Google Maps Tips New 3D Mode, Offline Access

Google Maps 3D View

Google on Wednesday demonstrated its own 3D maps technology, disclosing that a fleet of planes will fly above U.S. cities to provide map imagery in three dimensions.

Google also disclosed that Google Maps on Android - not Apple's iOS - will soon be available in offline mode, allowing a U.S. visitor to a foreign country, for example, to preload a map without needing an overseas data plan. Google made that feature available as a Google Labs project in Google Maps for Android 5.7.

Google executives declined to directly address reports that Apple will drop Google Maps from its mobile iOS. A report by 9to5Mac had claimed that Apple would ditch Google Maps for its upcoming iOS 6 release, due later this year. Apple may release details of iOS 6 at its Worldwide Developer Conference (WWDC) next week.

"I think I'm very proud of Google Maps...which is available on a variety of platforms today, and we will make Google Maps as widely available as we can," said Brian McClendon, vice president of engineering for Google Maps, during a press conference in San Francisco. Google said previously that its next-generation Maps event would feature the "next dimension" of maps.

"The power of Google Maps has been developed over a number of years. The search box is more powerful than a geocoder," McClendon said.

McClendon said that the 3D technology will be available to "several cities" at an upcoming launch in the next several weeks. Peter Birch, a product manager for Google Earth, claimed that the 3D technology will cover metropolitan areas totaling about 300 million people by the end of the year - the New York City metropolitan area, by way of comparison, included about 8.2 million people in 2010.

Google Earth has traditionally been a 3D view of Google Maps; although Google Earth can be accessed from within Maps, the two have always maintained a somewhat distant relationship. The 3D announcement helps bring them together. Maps today covers 187 countries and 26 million miles, with turn-by-turn directions available in 29 countries, executives said.

Google executives positioned the new 3D technology as complementary to its fleet of Street View tricycles and cars, which have traversed everything from U.S. and foreign cities, to parks, to the Amazon River, to even the world's art museums. Recently, Google has taken its Maps and Street View indoors, adding geo-location capabilities.

Google even showed off a new, personal version of its Street View technology, dubbed Trekker, which will allow a hiker to map more areas where even bikes or snowmobiles cannot reach. But a project for Nature Valley granola bars has already mapped several U.S. national parks using the exact same technology, developed by ad agency McCann Erickson and their partner, InTheMO.

Historically, Google has licensed its own satellite imagery to create the top-down satellite images used by Google Earth and Google Maps. With the new 3D technology, a fleet of planes flown by contractors will sweep over the city at a predefined, exact route, taking block-by-block pictures at 45-degree angles. When algorithmically evaluated and stitched together, Google's Maps team can create the 3D models.

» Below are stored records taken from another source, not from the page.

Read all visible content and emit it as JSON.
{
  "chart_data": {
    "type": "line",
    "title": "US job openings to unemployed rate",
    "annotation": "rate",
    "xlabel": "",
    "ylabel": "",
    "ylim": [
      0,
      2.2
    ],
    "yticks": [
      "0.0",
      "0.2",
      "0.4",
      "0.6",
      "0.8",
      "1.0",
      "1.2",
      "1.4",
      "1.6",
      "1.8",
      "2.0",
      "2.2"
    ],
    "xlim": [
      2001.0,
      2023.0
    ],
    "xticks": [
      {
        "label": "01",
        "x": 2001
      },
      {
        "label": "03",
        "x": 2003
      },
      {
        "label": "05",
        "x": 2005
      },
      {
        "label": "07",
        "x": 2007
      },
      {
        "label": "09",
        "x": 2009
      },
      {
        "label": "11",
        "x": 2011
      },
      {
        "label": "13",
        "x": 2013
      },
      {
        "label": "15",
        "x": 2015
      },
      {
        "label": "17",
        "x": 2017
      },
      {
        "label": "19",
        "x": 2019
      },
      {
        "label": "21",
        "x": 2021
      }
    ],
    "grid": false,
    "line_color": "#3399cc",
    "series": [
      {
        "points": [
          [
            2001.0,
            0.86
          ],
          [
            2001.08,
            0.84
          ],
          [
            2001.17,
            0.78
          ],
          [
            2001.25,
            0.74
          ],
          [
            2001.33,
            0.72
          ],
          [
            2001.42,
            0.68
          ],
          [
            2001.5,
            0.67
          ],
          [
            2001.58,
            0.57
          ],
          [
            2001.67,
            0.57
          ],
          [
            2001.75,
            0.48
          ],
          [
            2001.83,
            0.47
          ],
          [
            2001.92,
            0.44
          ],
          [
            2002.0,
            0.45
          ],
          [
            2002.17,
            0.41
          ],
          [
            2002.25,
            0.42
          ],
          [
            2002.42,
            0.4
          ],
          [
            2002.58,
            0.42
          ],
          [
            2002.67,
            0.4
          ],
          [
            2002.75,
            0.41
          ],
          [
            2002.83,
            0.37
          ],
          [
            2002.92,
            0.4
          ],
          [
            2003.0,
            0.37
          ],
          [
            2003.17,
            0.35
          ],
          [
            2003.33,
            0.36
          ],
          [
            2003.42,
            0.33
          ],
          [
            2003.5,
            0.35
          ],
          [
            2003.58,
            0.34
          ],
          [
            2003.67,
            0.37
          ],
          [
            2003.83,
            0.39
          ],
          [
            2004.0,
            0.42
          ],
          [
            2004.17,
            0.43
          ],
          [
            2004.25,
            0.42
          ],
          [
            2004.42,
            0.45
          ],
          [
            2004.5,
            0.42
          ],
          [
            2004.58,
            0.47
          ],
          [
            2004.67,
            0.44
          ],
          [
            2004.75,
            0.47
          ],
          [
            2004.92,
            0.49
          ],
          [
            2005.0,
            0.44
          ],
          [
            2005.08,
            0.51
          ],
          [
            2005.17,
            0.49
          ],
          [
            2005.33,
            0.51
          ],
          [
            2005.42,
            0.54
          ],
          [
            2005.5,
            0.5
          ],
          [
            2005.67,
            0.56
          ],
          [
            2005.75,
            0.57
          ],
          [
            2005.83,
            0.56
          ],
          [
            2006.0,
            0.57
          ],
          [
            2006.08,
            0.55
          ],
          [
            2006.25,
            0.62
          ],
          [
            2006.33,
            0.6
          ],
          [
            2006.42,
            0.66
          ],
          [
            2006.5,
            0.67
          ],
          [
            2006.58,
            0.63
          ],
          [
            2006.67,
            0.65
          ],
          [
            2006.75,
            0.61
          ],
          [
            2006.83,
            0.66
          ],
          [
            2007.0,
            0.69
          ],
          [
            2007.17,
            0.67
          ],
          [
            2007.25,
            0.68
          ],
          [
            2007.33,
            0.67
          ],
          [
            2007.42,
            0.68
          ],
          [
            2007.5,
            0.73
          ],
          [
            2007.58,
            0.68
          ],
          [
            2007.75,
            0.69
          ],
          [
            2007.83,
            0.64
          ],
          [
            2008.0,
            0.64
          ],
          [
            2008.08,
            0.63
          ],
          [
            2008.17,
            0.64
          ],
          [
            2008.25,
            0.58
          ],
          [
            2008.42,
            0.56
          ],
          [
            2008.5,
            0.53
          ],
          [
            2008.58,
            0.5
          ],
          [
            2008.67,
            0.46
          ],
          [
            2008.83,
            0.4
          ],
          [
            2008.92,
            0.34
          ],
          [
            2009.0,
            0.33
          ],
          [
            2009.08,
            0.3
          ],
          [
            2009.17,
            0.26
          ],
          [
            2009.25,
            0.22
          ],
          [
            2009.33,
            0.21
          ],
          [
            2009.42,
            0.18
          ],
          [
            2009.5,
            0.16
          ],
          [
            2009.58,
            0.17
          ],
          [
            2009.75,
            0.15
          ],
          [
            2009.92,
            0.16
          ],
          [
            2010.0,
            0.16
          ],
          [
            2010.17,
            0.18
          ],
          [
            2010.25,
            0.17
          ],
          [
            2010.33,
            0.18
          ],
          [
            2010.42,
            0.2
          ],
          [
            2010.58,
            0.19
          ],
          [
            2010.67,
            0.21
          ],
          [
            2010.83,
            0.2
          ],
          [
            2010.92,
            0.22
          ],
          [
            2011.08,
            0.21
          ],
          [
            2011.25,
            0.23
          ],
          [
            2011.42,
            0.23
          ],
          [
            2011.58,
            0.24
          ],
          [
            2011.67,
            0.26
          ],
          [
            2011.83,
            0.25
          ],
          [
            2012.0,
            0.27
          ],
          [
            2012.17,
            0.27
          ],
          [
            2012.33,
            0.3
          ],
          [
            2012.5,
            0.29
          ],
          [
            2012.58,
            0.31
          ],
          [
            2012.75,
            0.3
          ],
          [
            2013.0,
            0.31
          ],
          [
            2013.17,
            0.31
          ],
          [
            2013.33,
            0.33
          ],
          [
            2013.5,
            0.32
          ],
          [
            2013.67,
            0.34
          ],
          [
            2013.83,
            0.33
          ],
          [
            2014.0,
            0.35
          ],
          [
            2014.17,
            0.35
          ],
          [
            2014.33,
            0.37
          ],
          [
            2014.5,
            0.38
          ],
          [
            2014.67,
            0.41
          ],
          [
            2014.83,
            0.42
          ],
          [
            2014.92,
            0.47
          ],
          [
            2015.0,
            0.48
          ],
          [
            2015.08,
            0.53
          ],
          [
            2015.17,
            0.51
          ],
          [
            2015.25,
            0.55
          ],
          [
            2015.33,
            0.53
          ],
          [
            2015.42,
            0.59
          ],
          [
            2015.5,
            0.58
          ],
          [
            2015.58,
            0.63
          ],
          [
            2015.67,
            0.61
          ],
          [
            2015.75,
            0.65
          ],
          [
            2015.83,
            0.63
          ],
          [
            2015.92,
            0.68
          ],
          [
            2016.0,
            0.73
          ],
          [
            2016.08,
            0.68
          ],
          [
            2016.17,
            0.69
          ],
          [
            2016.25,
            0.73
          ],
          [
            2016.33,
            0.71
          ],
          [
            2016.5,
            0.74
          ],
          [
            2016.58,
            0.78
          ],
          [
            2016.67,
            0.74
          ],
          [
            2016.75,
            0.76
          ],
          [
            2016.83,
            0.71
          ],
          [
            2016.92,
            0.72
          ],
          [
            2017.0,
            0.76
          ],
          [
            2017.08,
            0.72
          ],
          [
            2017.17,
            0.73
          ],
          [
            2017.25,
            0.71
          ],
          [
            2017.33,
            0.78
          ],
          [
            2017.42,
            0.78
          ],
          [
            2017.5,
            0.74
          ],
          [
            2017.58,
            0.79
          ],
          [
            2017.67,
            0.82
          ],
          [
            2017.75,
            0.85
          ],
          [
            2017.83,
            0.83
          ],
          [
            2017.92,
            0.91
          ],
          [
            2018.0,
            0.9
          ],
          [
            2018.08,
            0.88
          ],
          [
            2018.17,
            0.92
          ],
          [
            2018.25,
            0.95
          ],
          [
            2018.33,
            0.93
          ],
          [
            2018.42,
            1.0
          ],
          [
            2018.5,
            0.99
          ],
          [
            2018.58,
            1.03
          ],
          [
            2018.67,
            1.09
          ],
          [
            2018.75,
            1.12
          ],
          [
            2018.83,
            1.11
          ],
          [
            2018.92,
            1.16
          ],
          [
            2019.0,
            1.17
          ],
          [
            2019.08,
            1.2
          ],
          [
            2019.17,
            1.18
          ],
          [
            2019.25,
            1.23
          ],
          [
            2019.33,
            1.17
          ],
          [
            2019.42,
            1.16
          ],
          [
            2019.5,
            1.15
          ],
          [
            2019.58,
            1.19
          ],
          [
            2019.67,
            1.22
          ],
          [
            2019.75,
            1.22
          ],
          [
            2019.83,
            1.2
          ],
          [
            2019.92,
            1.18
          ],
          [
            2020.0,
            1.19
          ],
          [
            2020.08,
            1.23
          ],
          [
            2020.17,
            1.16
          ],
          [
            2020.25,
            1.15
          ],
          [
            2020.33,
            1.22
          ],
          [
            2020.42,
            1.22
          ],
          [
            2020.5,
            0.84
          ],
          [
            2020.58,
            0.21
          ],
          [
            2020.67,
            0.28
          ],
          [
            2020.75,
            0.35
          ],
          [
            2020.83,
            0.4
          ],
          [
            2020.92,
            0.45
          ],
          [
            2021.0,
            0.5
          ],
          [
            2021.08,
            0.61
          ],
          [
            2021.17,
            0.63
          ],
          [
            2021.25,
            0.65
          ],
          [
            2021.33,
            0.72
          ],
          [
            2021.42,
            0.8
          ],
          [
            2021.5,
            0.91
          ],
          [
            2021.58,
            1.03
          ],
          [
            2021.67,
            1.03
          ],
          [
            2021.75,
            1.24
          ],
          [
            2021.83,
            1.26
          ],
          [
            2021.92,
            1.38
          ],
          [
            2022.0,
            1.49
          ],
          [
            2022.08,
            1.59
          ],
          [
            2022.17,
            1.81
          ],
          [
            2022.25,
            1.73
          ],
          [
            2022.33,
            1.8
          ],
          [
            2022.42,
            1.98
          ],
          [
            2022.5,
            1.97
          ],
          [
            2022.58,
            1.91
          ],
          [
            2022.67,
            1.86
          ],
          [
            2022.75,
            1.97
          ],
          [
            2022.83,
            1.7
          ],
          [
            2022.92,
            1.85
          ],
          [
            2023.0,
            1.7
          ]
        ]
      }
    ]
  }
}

"We knew we wanted to do something better and wanted to do something comprehensive, something that would be consistent and something that we could scale," Birch said.

Google's McClendon declined to comment when asked if it would use unmanned drones, claiming it was a "can of worms" that he was not prepared to address.

In a demonstration, the new 3D maps view swept down the Embarcadero in San Francisco, hovered and rotated over City Hall, and even showed off a new "tour mode" that allowed users to explore the areas around AT&T Park.

McClendon dismissed privacy concerns, saying that the 45-degree angle photography had been long established. Google has had a history of clashing with legislators and regulators over Street View, however, with several countries either threatening to ban or restrict the practice. Separately, Google's Street View cars also snooped Wi-Fi networks as they rolled around cities, prompting other investigations.

Google announced that the company's Street View cars have traversed more than 5 million miles, capturing 20 petabytes worth of imagery.

Google also showed off how it uses computer vision to learn more about the world its Street View cars traverse. One project, called "Ground Truth," used vision to identify roadway and street signs, and place them appropriately. McClendon also said that its cars' GPS devices could also provide lane guidance, based on their routes. Maps even corrects for seismic drift, he said.

Google showed off a concept known internally as "Ground Truth", using computer vision and the company's Street View cars to create even richer maps and information about the world around them. Ground Truth is Google's five-year project to create its own internal maps data, McClendon said.